Commit graph

6 commits

Author SHA1 Message Date
Joey Hess
3e6eb2a58d
implement journalledRepoSizes
Plan is to run this when populating Annex.reposizes on demand.
So Annex.reposizes will be up-to-date with the journal, including
crucially journal entries for private repositories. But also
anything that has been written to the journal by another process,
especially if the process was ran with annex.alwayscommit=false.

From there, Annex.reposizes can be kept up to date with changes made
by the running process.
2024-08-14 13:53:24 -04:00
Joey Hess
8ac2685b33
calcBranchRepoSizes without journal files
This will be used to prime the RepoSizes database, which will always
contain values that correpond to information in the git-annex branch, so
without anything from journal files.

Factored out overJournalFileContents which will later be used to
update Annex.reposizes to include information from journal files.
This will be partitcularly important to support private UUIDs which only
ever get to journal files and not to the branch.
2024-08-14 03:19:30 -04:00
Joey Hess
5afbea25e7
avoid counting size of keys that are in the journal twice
In calcRepoSizes and also git-annex info, when a key was in the journal,
it was passed to the callback twice, so the calculated size was wrong.
2024-08-13 13:23:39 -04:00
Joey Hess
467d80101a
improve handling of unmerged git-annex branches in readonly repo
git-annex info was displaying a message that didn't make sense in
context.

In calcRepoSizes, it seems better to return the information from the
git-annex branch, rather than giving up. Especially since balanced
preferred content uses it, and we can't just give up evaluating a
preferred content expression if git-annex is to be usable in such a
readonly repo.

Commit 6d7ecd9e5d nobly wanted git-annex
to behave the same with such unmerged branches as it does when it can
merge them.

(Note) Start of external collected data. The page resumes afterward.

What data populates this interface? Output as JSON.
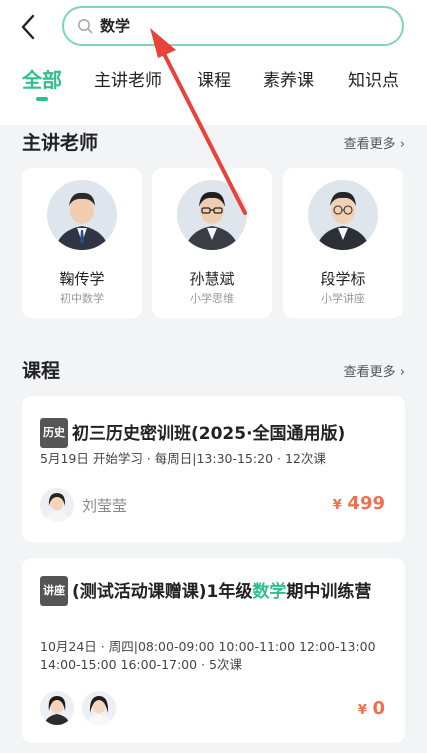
{
  "search": {
    "query": "数学"
  },
  "tabs": [
    {
      "label": "全部",
      "active": true
    },
    {
      "label": "主讲老师"
    },
    {
      "label": "课程"
    },
    {
      "label": "素养课"
    },
    {
      "label": "知识点"
    }
  ],
  "teachers_section": {
    "title": "主讲老师",
    "more": "查看更多 ›"
  },
  "teachers": [
    {
      "name": "鞠传学",
      "subtitle": "初中数学"
    },
    {
      "name": "孙慧斌",
      "subtitle": "小学思维"
    },
    {
      "name": "段学标",
      "subtitle": "小学讲座"
    }
  ],
  "courses_section": {
    "title": "课程",
    "more": "查看更多 ›"
  },
  "courses": [
    {
      "badge": "历史",
      "title": "初三历史密训班(2025·全国通用版)",
      "meta": "5月19日 开始学习 · 每周日|13:30-15:20 · 12次课",
      "teacher": "刘莹莹",
      "currency": "¥",
      "price": "499"
    },
    {
      "badge": "讲座",
      "title_pre": "(测试活动课赠课)1年级",
      "title_highlight": "数学",
      "title_post": "期中训练营",
      "meta": "10月24日 · 周四|08:00-09:00 10:00-11:00 12:00-13:00 14:00-15:00 16:00-17:00 · 5次课",
      "currency": "¥",
      "price": "0"
    }
  ],
  "colors": {
    "accent": "#2fbf8e",
    "price": "#f0704e",
    "annotation_arrow": "#e8423a"
  }
}
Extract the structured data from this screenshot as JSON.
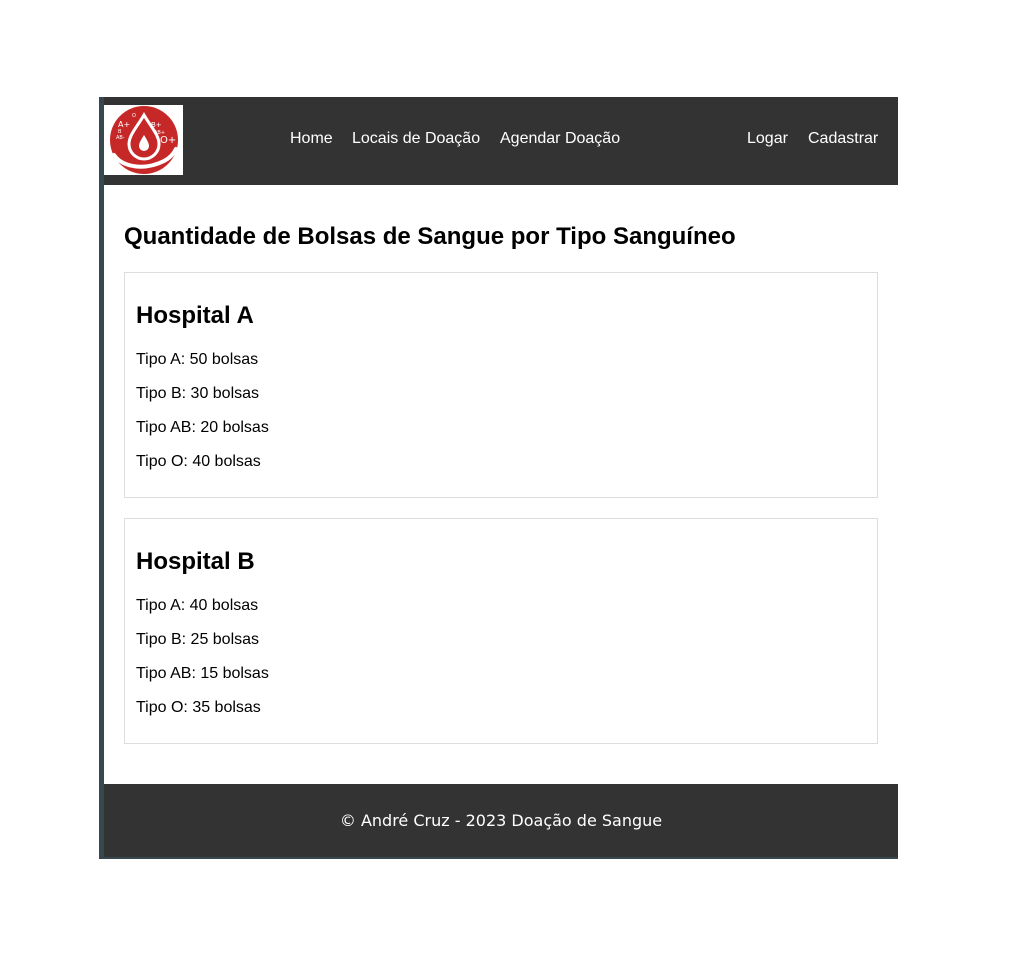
{
  "colors": {
    "navbar_bg": "#333333",
    "footer_bg": "#333333",
    "nav_text": "#ffffff",
    "frame_border": "#37474f",
    "card_border": "#dddddd",
    "logo_red": "#c62828"
  },
  "logo": {
    "icon": "blood-drop-logo",
    "labels": [
      "A+",
      "B+",
      "O+",
      "AB-",
      "AB+",
      "B",
      "O"
    ]
  },
  "nav": {
    "home": "Home",
    "locais": "Locais de Doação",
    "agendar": "Agendar Doação",
    "logar": "Logar",
    "cadastrar": "Cadastrar"
  },
  "main": {
    "title": "Quantidade de Bolsas de Sangue por Tipo Sanguíneo",
    "hospitals": [
      {
        "name": "Hospital A",
        "lines": [
          "Tipo A: 50 bolsas",
          "Tipo B: 30 bolsas",
          "Tipo AB: 20 bolsas",
          "Tipo O: 40 bolsas"
        ]
      },
      {
        "name": "Hospital B",
        "lines": [
          "Tipo A: 40 bolsas",
          "Tipo B: 25 bolsas",
          "Tipo AB: 15 bolsas",
          "Tipo O: 35 bolsas"
        ]
      }
    ]
  },
  "footer": {
    "text": "© André Cruz - 2023 Doação de Sangue"
  }
}
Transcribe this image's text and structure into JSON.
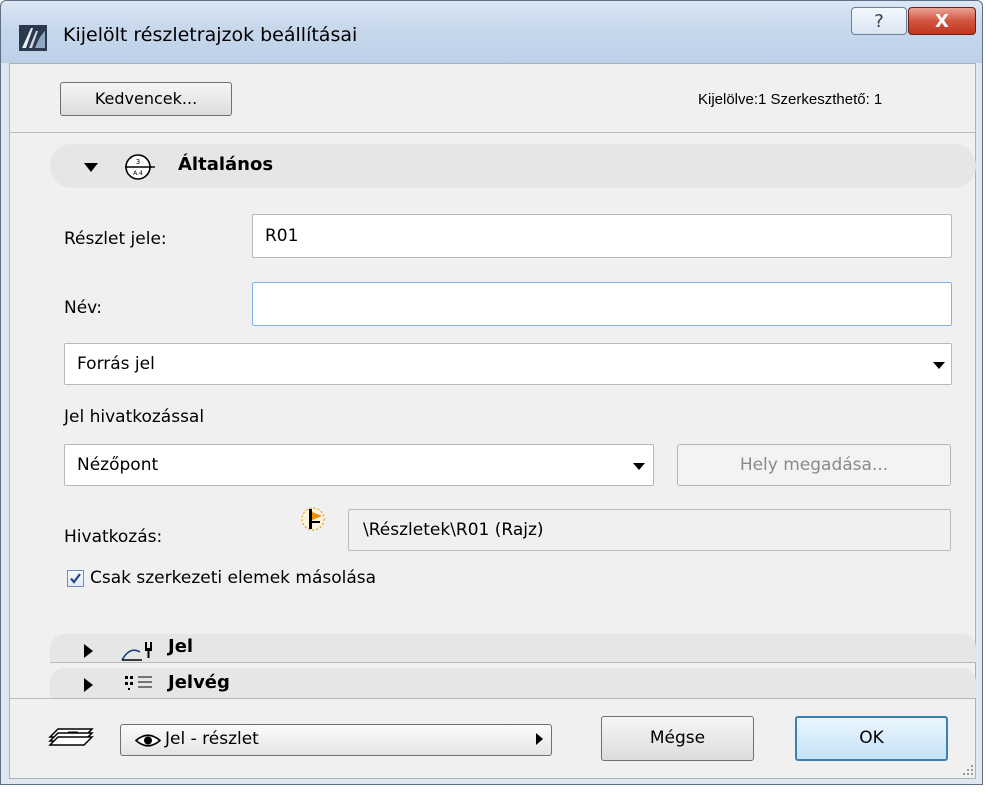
{
  "window": {
    "title": "Kijelölt részletrajzok beállításai",
    "help_label": "?",
    "close_label": "X"
  },
  "toolbar": {
    "favorites_label": "Kedvencek...",
    "selection_status": "Kijelölve:1 Szerkeszthető: 1"
  },
  "sections": {
    "general": {
      "title": "Általános",
      "expanded": true
    },
    "marker": {
      "title": "Jel",
      "expanded": false
    },
    "marker_end": {
      "title": "Jelvég",
      "expanded": false
    }
  },
  "general": {
    "detail_id_label": "Részlet jele:",
    "detail_id_value": "R01",
    "name_label": "Név:",
    "name_value": "",
    "source_select_value": "Forrás jel",
    "reference_marker_label": "Jel hivatkozással",
    "viewpoint_select_value": "Nézőpont",
    "set_location_button": "Hely megadása...",
    "reference_label": "Hivatkozás:",
    "reference_value": "\\Részletek\\R01 (Rajz)",
    "copy_structural_label": "Csak szerkezeti elemek másolása",
    "copy_structural_checked": true
  },
  "footer": {
    "layer_value": "Jel - részlet",
    "cancel_label": "Mégse",
    "ok_label": "OK"
  },
  "colors": {
    "window_frame": "#dfe6ee",
    "title_gradient_top": "#dbe7f4",
    "close_red": "#c0341f",
    "content_bg": "#f0f0f0",
    "focus_border": "#7eb4ea",
    "ok_border": "#3c7fb1"
  }
}
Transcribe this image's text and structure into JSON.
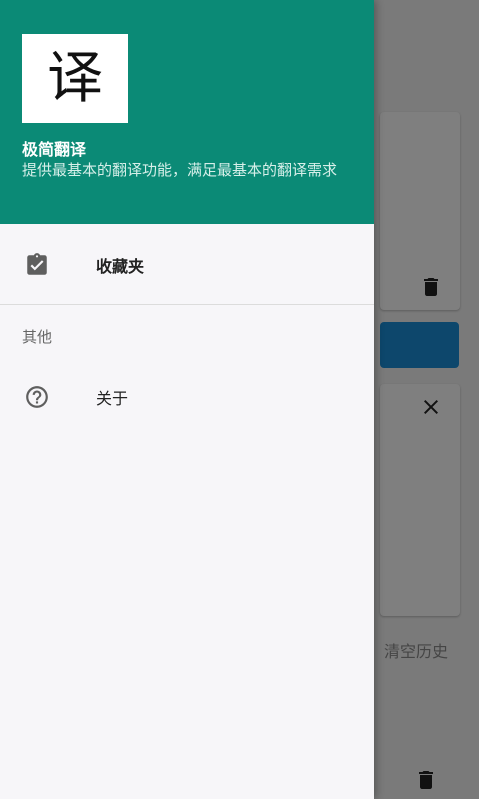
{
  "drawer": {
    "header": {
      "logo_char": "译",
      "app_title": "极简翻译",
      "app_description": "提供最基本的翻译功能，满足最基本的翻译需求",
      "background_color": "#0b8a76"
    },
    "items": [
      {
        "label": "收藏夹",
        "icon": "clipboard-check-icon"
      }
    ],
    "sections": [
      {
        "title": "其他",
        "items": [
          {
            "label": "关于",
            "icon": "help-circle-icon"
          }
        ]
      }
    ]
  },
  "background": {
    "clear_history_label": "清空历史",
    "accent_color": "#1a8ed8"
  }
}
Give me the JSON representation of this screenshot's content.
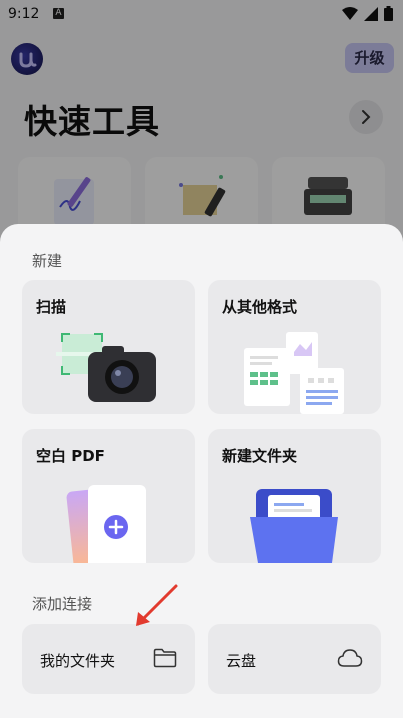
{
  "status_bar": {
    "time": "9:12",
    "notif_letter": "A"
  },
  "header": {
    "upgrade_label": "升级"
  },
  "quick_tools": {
    "title": "快速工具"
  },
  "sheet": {
    "new_section_label": "新建",
    "cards": [
      {
        "label": "扫描"
      },
      {
        "label": "从其他格式"
      },
      {
        "label": "空白 PDF"
      },
      {
        "label": "新建文件夹"
      }
    ],
    "connect_section_label": "添加连接",
    "connections": [
      {
        "label": "我的文件夹"
      },
      {
        "label": "云盘"
      }
    ]
  },
  "colors": {
    "accent": "#6b66f0",
    "upgrade_bg": "#c9c8f5",
    "arrow": "#e23a2e"
  }
}
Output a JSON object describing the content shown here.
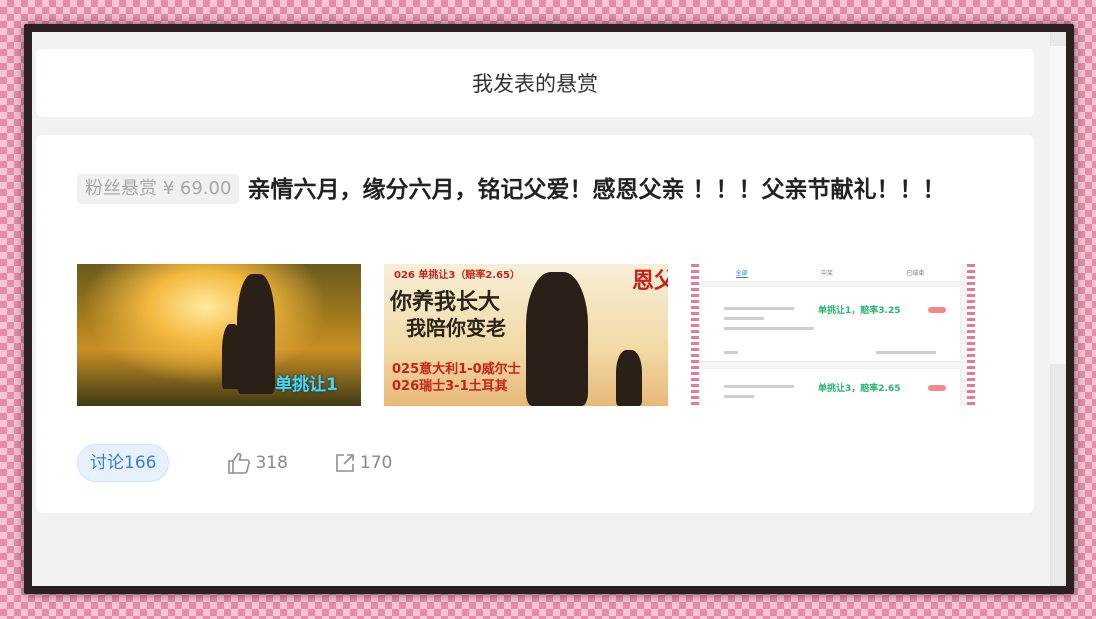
{
  "page": {
    "title": "我发表的悬赏"
  },
  "post": {
    "tag": "粉丝悬赏 ¥ 69.00",
    "heading": "亲情六月，缘分六月，铭记父爱！感恩父亲 ！！！父亲节献礼！！！",
    "images": [
      {
        "name": "father-son-sunset-image",
        "caption": "单挑让1"
      },
      {
        "name": "father-child-poster-image",
        "lines": [
          "026 单挑让3（赔率2.65）",
          "你养我长大",
          "我陪你变老",
          "025意大利1-0威尔士",
          "026瑞士3-1土耳其",
          "恩父亲"
        ]
      },
      {
        "name": "app-screenshot-image",
        "tabs": [
          "全部",
          "中奖",
          "已结束"
        ],
        "items": [
          "单挑让1，赔率3.25",
          "单挑让3，赔率2.65"
        ]
      }
    ]
  },
  "actions": {
    "discuss_label": "讨论166",
    "likes": "318",
    "shares": "170"
  },
  "colors": {
    "accent": "#3a7ad9",
    "background": "#f2f2f2",
    "card": "#ffffff"
  }
}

But for the purposes of preferred content, it seems to me
there's a sense that such an unmerged branch is the same as a remote we
have not pulled from. The balanced preferred content will either way
operate under outdated information, and so make not the best choices.
2024-08-13 13:13:12 -04:00
Joey Hess
c9866d2164
speed up populating the importfeed database
Avoid conversion from ByteString to String for urls that will just be
converted right back to ByteString to go into the database.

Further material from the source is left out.